Toine et Augustin ont fini le travail à la plaine du Ceize.
Toine le sait, ils vont venir.
Ils laissent les outils, ils laissent la terre, elle peut attendre un peu,
ils ont bien travaillé, cela suffit pour aujourd’hui.
Il n’y a pas à attendre bien longtemps, Toine le sait, il sait leurs
habitudes, même s’il ne les a pas vus depuis des semaines.
— Tu vas voir le secret des secrets, il ne faut le dire à personne,
c’est très important, c’est important pour eux, pour la garrigue, pour
tout.
Augustin est figé, Toine à côté de lui. Ils ne se cachent pas. Ils ne
bougent pas. Ils sont là, plantés comme des sentinelles au milieu du
champ. La lumière se fait plus rare, plus douce.
On pourrait entendre l’eau qui coule sur les pins, mais il y a
longtemps qu’il n’a pas plu.
On pourrait entendre les cigales de la colline, mais ils ne les
entendent pas, pourtant il a fait bien chaud.
Ils pourraient entendre la terre soupirer parce qu’il a fait bien trop
chaud l’après-midi et que le peu d’humide qui effleure sa peau suffit
à peine à calmer les brûlures.
Ils sont venus au tout début de la nuit, sans peur, tous ensemble,
d’un seul coup…
— Ils sont tous là, la harde des cerfs Sika, regarde !
Le grand cerf, la biche et deux ou trois faons, on ne voit pas bien.
Ils ont une démarche particulière, ils ne marchent pas, ils ne sautent
pas, ils ne courent pas, c’est vraiment très particulier.
Augustin les voit descendre de la colline, tout droit, sans détour,
l’un derrière l’autre.

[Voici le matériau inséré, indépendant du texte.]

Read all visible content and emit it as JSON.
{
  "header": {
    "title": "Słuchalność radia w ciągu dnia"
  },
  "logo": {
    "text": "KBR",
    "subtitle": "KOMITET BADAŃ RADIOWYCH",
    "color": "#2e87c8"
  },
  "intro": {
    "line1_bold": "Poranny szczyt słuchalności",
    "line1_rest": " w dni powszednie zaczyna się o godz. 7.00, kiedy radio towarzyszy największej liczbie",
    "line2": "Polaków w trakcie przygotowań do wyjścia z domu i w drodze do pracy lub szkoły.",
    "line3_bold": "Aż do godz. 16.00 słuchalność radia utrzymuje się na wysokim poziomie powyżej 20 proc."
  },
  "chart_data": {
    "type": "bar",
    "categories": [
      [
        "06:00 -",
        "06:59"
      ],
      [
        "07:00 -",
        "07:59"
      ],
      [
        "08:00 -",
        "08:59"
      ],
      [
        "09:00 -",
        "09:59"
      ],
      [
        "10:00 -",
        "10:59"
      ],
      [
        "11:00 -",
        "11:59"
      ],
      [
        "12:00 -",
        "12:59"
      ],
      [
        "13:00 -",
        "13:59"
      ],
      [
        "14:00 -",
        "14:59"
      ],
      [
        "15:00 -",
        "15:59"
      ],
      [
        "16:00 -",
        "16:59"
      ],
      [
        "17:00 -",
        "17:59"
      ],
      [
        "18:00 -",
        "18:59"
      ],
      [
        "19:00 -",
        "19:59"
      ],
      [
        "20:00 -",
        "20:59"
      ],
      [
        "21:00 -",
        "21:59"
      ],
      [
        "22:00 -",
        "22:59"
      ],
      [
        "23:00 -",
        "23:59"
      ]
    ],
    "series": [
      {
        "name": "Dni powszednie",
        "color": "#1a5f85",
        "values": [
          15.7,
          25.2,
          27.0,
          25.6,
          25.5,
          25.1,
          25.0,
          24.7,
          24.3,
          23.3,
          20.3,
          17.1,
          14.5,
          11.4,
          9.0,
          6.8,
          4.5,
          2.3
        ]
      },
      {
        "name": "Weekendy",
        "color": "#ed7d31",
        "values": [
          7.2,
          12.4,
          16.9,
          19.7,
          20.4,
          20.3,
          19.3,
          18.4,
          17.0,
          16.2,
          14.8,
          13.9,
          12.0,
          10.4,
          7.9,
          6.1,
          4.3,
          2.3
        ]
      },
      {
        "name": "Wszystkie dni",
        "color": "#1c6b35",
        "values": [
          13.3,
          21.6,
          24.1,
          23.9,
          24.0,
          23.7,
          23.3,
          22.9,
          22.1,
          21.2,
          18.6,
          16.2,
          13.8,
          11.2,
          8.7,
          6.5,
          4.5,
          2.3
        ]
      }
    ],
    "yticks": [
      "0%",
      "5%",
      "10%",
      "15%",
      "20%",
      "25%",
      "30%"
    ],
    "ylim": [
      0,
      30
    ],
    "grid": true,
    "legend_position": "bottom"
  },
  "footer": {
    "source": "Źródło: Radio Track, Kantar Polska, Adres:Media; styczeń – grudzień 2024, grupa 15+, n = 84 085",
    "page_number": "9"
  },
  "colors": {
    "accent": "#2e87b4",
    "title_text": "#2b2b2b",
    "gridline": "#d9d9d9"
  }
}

Cela lui rappelle une comptine de son enfance
« quand trois poules vont au champ, la première va devant, la seconde
suit la première, la troisième va derrière, quand trois poules vont au
champ, la première va devant… », ça le fait rire.
Les Sikas ne dévient pas pour autant, ils restent au bord du champ,
à moins de 30 pas de Toine et d’Augustin.
— C’est un grand secret, il faut le dire à personne… Les cerfs
Sikas, les hommes disent que c’est une espèce « invasive », comme
l’écureuil d’Amérique ou la tortue rouge. Ils veulent l’éradiquer, les
éliminer jusqu’au dernier, alors c’est le secret des secrets, on ne les
a pas vus.
— C’est cadeau de la terre, on ne les a pas vus…
Ils sont restés un moment un grand bonheur dans le coeur et un
grand secret à tous les deux. Le grand secret des cerfs Sikas.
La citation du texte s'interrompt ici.